…What do the people want of the place? They want it to be filled with thinking
persons as open and adventurous as its architecture.
A nest of fearties is what they do not want.
A symposium of procrastinators is what they do not want.
A phalanx of forelock-tuggers is what they do not want.
And perhaps above all the droopy mantra of ‘it wizny me’ is what they do not want…
– Edwin Morgan, Open The Doors
Perhaps Scotland’s first Makar, our national poet, may have been hoping for a little too much when he wrote his famous verses to commemorate the formal opening of the shiny new Holyrood building in 2004.
Every office and factory has its share of fearties. Every company has its procrastinators and forelock-tuggers lacking the talent and ambition to do very much but keep their heads down in the hope of having a seat when the music stops.
But, more in hope than expectation, more in bright-eyed optimism than grim experience, we still expect our politicians to be better than that. We want the vision, the talent and the ambition. We want the principles, the passion, and the sense that their work matters and is changing our country, our world, for the better.
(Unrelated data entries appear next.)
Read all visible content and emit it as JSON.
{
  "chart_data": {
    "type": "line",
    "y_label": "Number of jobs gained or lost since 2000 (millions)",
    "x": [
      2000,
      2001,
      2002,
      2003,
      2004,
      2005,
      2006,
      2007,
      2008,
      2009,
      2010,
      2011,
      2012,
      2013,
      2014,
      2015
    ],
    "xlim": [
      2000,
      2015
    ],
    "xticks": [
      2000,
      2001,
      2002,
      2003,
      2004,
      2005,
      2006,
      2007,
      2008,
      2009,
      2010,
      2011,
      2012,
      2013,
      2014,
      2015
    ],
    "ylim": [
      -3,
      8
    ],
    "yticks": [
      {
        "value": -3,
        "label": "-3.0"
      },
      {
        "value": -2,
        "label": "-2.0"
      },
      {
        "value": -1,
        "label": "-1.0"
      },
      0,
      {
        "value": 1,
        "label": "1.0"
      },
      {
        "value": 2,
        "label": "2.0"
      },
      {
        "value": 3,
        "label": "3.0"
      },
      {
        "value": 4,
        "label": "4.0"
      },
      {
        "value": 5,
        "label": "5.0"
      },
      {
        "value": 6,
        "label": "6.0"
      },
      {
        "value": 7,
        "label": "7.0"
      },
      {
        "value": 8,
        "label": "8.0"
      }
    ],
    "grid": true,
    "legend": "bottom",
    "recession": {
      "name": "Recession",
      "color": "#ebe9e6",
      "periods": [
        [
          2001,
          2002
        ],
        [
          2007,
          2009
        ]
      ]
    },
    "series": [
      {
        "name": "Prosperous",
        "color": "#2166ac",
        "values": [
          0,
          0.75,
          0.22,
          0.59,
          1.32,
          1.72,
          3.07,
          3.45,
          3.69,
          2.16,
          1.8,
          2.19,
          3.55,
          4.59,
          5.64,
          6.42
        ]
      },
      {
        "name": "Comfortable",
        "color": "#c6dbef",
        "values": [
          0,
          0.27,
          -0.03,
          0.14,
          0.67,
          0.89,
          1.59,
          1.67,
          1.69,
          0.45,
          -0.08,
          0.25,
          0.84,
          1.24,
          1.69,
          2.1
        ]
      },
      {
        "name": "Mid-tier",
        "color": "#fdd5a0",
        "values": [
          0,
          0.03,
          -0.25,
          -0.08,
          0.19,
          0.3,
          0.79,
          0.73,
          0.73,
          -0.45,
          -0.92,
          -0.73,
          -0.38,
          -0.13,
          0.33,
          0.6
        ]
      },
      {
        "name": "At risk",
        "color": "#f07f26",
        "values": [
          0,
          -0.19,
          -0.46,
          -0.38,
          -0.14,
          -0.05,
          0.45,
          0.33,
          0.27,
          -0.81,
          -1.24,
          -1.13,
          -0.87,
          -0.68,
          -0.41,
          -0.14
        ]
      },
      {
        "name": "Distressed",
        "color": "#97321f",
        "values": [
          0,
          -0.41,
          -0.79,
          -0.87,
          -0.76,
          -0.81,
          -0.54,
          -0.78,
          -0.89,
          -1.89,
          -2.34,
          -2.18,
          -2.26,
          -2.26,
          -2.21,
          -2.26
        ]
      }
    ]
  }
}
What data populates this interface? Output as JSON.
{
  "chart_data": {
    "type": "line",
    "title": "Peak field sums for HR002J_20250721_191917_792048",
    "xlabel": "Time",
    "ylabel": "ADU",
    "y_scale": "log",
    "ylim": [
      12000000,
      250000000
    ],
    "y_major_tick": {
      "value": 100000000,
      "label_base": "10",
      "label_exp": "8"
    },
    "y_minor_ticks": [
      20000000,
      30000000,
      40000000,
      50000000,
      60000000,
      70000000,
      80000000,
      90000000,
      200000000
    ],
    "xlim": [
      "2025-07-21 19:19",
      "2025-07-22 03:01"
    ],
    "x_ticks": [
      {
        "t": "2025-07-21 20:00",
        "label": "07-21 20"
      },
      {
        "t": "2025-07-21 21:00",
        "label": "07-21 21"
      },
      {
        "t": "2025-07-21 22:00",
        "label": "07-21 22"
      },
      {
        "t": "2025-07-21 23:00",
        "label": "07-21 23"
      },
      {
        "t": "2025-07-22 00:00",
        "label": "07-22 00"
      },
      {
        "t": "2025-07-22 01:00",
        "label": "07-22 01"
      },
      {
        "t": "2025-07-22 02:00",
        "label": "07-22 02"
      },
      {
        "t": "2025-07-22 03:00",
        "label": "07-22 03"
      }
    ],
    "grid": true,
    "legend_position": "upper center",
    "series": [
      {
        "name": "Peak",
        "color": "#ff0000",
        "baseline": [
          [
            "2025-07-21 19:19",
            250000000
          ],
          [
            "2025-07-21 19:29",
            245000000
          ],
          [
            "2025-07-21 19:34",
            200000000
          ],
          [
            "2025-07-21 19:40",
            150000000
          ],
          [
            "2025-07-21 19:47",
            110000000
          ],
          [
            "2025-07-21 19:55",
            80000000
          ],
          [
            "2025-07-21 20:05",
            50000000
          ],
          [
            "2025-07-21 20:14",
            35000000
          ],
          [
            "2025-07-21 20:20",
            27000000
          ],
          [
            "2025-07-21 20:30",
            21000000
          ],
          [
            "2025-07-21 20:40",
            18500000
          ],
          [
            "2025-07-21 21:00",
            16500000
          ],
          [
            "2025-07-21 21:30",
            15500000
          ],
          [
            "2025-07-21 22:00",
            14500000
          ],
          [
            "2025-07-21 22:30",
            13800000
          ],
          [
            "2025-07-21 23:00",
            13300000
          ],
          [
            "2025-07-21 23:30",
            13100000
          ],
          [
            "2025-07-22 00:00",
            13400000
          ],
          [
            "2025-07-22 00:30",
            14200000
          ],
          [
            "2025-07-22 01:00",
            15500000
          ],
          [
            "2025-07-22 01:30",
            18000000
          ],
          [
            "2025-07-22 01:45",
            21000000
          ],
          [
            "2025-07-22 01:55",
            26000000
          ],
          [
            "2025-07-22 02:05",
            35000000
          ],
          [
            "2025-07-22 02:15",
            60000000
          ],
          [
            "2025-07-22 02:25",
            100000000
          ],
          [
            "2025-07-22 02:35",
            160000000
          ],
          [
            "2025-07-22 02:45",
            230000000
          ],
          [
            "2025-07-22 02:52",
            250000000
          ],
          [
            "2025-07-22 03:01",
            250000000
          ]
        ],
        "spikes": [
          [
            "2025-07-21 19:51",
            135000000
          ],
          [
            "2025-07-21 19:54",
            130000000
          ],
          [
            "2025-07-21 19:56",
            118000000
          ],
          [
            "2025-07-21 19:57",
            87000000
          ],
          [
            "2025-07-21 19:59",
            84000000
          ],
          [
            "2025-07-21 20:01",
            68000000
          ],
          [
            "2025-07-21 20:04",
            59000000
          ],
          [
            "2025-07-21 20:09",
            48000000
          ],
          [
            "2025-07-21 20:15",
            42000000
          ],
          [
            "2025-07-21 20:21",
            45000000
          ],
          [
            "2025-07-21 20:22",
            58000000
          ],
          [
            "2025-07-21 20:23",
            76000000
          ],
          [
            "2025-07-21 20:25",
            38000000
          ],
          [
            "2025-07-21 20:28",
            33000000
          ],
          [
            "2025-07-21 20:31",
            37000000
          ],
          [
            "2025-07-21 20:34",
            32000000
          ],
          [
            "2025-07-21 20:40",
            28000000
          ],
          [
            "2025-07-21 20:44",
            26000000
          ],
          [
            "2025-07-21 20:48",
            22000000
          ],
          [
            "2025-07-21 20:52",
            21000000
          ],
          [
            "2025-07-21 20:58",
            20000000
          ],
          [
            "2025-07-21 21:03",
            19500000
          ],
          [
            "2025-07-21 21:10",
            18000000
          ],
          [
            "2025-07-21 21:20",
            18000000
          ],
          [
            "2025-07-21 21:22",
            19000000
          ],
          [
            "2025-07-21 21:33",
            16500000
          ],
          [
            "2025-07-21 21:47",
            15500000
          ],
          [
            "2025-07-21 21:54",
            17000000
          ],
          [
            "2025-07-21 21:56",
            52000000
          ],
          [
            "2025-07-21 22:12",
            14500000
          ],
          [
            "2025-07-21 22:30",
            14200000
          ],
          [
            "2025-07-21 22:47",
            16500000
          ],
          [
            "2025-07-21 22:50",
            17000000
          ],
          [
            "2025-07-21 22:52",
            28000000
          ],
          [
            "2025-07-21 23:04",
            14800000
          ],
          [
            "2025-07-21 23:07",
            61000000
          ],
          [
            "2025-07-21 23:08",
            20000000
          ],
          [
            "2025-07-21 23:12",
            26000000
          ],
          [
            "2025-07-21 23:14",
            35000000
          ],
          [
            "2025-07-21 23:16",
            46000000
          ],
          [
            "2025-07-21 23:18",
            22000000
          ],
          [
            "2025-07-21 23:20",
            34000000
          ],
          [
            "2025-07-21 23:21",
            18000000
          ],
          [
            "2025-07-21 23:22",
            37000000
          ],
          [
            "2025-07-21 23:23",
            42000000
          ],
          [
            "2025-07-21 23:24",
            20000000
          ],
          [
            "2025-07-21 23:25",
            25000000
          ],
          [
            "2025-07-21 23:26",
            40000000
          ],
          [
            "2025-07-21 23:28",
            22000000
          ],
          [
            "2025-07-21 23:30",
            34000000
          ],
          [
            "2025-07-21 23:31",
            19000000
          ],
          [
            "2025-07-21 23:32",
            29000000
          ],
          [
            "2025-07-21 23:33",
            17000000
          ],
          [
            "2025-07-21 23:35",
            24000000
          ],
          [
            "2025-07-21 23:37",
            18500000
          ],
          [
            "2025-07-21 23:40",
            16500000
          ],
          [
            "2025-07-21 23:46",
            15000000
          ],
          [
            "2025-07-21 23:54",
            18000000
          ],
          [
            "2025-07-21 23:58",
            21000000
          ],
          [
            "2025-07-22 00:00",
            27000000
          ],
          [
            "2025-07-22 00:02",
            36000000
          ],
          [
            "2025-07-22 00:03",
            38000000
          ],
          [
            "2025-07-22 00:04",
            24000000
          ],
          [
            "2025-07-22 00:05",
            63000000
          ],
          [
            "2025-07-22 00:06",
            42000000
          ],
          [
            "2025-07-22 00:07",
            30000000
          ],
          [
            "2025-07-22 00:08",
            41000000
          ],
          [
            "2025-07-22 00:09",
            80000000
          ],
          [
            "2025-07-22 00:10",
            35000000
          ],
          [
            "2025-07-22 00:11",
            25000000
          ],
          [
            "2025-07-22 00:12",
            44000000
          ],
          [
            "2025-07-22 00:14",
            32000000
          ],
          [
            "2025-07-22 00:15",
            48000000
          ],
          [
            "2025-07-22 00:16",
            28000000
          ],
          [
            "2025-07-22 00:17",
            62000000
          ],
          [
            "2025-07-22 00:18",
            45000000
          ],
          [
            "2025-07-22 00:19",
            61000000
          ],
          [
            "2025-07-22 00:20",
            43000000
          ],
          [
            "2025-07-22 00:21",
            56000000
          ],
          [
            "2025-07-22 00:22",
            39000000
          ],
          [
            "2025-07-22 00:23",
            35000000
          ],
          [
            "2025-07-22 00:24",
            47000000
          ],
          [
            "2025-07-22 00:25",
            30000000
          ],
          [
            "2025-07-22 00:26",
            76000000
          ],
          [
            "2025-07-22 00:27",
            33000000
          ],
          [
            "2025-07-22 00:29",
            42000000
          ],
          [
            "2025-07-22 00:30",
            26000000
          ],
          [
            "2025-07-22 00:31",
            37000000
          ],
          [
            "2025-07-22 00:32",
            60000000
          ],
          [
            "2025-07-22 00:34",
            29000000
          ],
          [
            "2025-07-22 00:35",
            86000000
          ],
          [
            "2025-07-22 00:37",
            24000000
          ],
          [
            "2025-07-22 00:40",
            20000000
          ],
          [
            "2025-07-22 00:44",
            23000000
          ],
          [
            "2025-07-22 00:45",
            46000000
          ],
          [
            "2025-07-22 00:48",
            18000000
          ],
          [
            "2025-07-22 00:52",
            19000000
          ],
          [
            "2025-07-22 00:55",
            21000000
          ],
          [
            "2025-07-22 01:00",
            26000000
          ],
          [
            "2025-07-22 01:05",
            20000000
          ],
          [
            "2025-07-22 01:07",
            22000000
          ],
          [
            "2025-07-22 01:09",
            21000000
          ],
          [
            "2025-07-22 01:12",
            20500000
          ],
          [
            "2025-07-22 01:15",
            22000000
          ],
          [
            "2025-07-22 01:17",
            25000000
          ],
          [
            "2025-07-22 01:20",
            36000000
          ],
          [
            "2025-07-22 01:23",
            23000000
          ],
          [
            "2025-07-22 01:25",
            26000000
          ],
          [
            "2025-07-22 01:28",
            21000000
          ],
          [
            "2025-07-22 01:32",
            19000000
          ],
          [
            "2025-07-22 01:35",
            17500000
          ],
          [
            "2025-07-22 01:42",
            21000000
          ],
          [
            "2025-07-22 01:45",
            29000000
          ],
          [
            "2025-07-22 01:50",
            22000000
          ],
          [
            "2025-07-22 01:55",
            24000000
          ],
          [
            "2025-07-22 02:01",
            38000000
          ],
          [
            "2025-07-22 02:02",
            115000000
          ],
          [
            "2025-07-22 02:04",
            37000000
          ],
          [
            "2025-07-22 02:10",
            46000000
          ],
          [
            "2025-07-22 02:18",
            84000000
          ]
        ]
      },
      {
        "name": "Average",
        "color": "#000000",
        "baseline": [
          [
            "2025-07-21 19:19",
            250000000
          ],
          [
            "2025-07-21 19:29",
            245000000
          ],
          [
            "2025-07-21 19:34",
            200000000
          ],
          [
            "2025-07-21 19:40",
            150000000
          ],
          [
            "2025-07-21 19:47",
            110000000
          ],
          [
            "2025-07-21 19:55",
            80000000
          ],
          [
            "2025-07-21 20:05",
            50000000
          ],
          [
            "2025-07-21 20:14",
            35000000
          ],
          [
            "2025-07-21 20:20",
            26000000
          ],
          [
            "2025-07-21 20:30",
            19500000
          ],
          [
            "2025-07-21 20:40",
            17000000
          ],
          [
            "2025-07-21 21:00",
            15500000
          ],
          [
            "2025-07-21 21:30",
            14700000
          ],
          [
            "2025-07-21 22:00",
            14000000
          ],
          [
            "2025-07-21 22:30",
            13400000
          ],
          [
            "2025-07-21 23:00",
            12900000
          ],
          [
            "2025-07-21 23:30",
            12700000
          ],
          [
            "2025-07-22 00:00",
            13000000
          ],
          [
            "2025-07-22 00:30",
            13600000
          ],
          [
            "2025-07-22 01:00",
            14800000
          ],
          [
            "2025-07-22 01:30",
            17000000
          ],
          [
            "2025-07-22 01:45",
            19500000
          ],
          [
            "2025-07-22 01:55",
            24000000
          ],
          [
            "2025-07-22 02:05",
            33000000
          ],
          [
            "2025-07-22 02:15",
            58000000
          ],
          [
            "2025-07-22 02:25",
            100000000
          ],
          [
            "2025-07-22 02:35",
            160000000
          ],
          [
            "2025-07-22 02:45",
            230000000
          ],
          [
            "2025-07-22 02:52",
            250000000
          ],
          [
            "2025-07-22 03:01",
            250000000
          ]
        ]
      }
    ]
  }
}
However good our governments are, they need challenged, questioned and tested. However good our MSPs are – and, on some of them at least, the jury will be out for a while – the mechanics of democracy can foil their best efforts.
Anyone who has sat through one of Holyrood’s committee meetings is unlikely to have mistaken it for Beyonce at Murrayfield. Many MSPs are well briefed and good, active listeners. Too many others? They would miss the point if it was on a roll in the canteen.
We can talk about the calibre of our politicians and what might be done to improve it – particularly when intelligent, independent-minded politicians have taken a one-term look at Holyrood and run a mile – but what needs to change most urgently is the idea that MSPs are somehow there to defend the government when scrutinising draft legislation instead of being there to challenge and query ministers’ plans.
Much as it will make the SNP blanche, Westminster’s committees often provide an exemplar of rigour with Tory MPs happily stress-testing the UK Government’s actions until they snap. Even the Lords provide more frank and fearless criticism of draft legislation than Holyrood’s committees.
Morgan would be aghast at so many fearties and forelock-tuggers in our parliament. They are not what he had in mind when exhorting:
…We give you this great building, don’t let your work and hope be other than great
when you enter and begin.
So now begin. Open the doors and begin.
We do not need to begin again but too much of the work done at Holyrood is “other than great” and we really should begin, seriously, in a process stripped of passion and partisan politics, to ask why?